-Böyle yapacağına kendini parmakla daha iyi demiş eski bir Çin atasözü, yaa :)
Geçen gün otobüste giderken, durağın birinde bir hatun bir de zenci bindi otobüse. Ben de 2şerli olarak bir birine bakan koltuklardan düz olanların sağında oturuyorum.

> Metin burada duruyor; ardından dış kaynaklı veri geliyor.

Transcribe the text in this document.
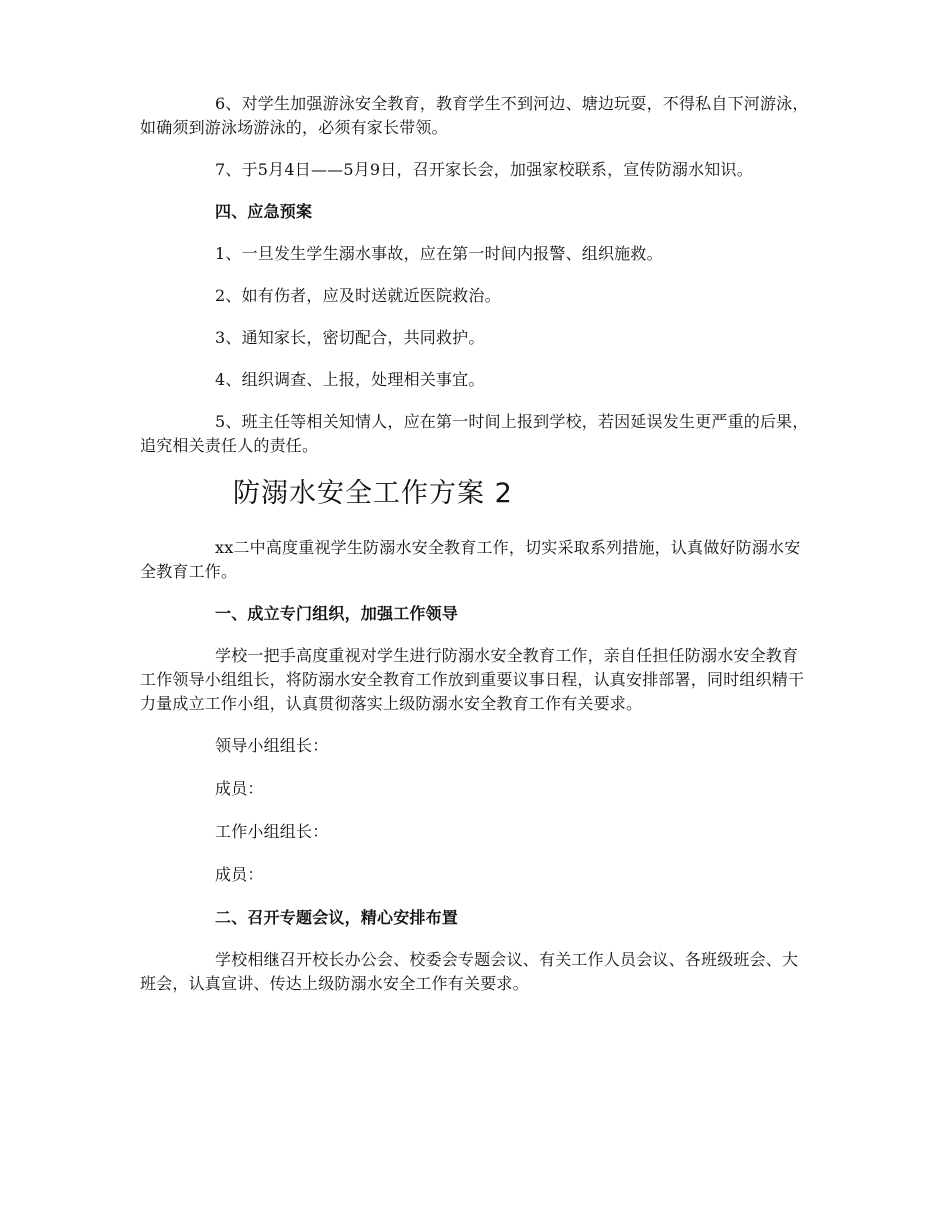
6、对学生加强游泳安全教育，教育学生不到河边、塘边玩耍，不得私自下河游泳，如确须到游泳场游泳的，必须有家长带领。

7、于5月4日——5月9日，召开家长会，加强家校联系，宣传防溺水知识。

四、应急预案

1、一旦发生学生溺水事故，应在第一时间内报警、组织施救。

2、如有伤者，应及时送就近医院救治。

3、通知家长，密切配合，共同救护。

4、组织调查、上报，处理相关事宜。

5、班主任等相关知情人，应在第一时间上报到学校，若因延误发生更严重的后果，追究相关责任人的责任。

防溺水安全工作方案 2

xx二中高度重视学生防溺水安全教育工作，切实采取系列措施，认真做好防溺水安全教育工作。

一、成立专门组织，加强工作领导

学校一把手高度重视对学生进行防溺水安全教育工作，亲自任担任防溺水安全教育工作领导小组组长，将防溺水安全教育工作放到重要议事日程，认真安排部署，同时组织精干力量成立工作小组，认真贯彻落实上级防溺水安全教育工作有关要求。

领导小组组长：

成员：

工作小组组长：

成员：

二、召开专题会议，精心安排布置

学校相继召开校长办公会、校委会专题会议、有关工作人员会议、各班级班会、大班会，认真宣讲、传达上级防溺水安全工作有关要求。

Karşımda bana bakan 2 koltuk da boş. İstanbul'da veya diğer şehirlerde otobüsler nasıl tabii bilmiyorum ama anlamışsınızdır demek istediğimi (burayı sadece 3-5 kişinin okuduğunu biliyo olmama rağmen bütün millete sesleniyormuş tribini hiç bırakmıyorum elden! :D ) Neyse önce hatun geldi karşıdaki koltuklardan cam kenarında olana oturdu yani benim çaprazıma. sonra zenci geldi peşinde öküz gibi bi valizi sürükleyerek, böyle en büyük olanlardan. Bülent Ersoy'un bi valizi olsa ondan büyük olmaz yani öyle söyleyeyim. Neyse adam oturdu kızın yanına (yani benim karşıma) ondan sonra valize döndü baktı.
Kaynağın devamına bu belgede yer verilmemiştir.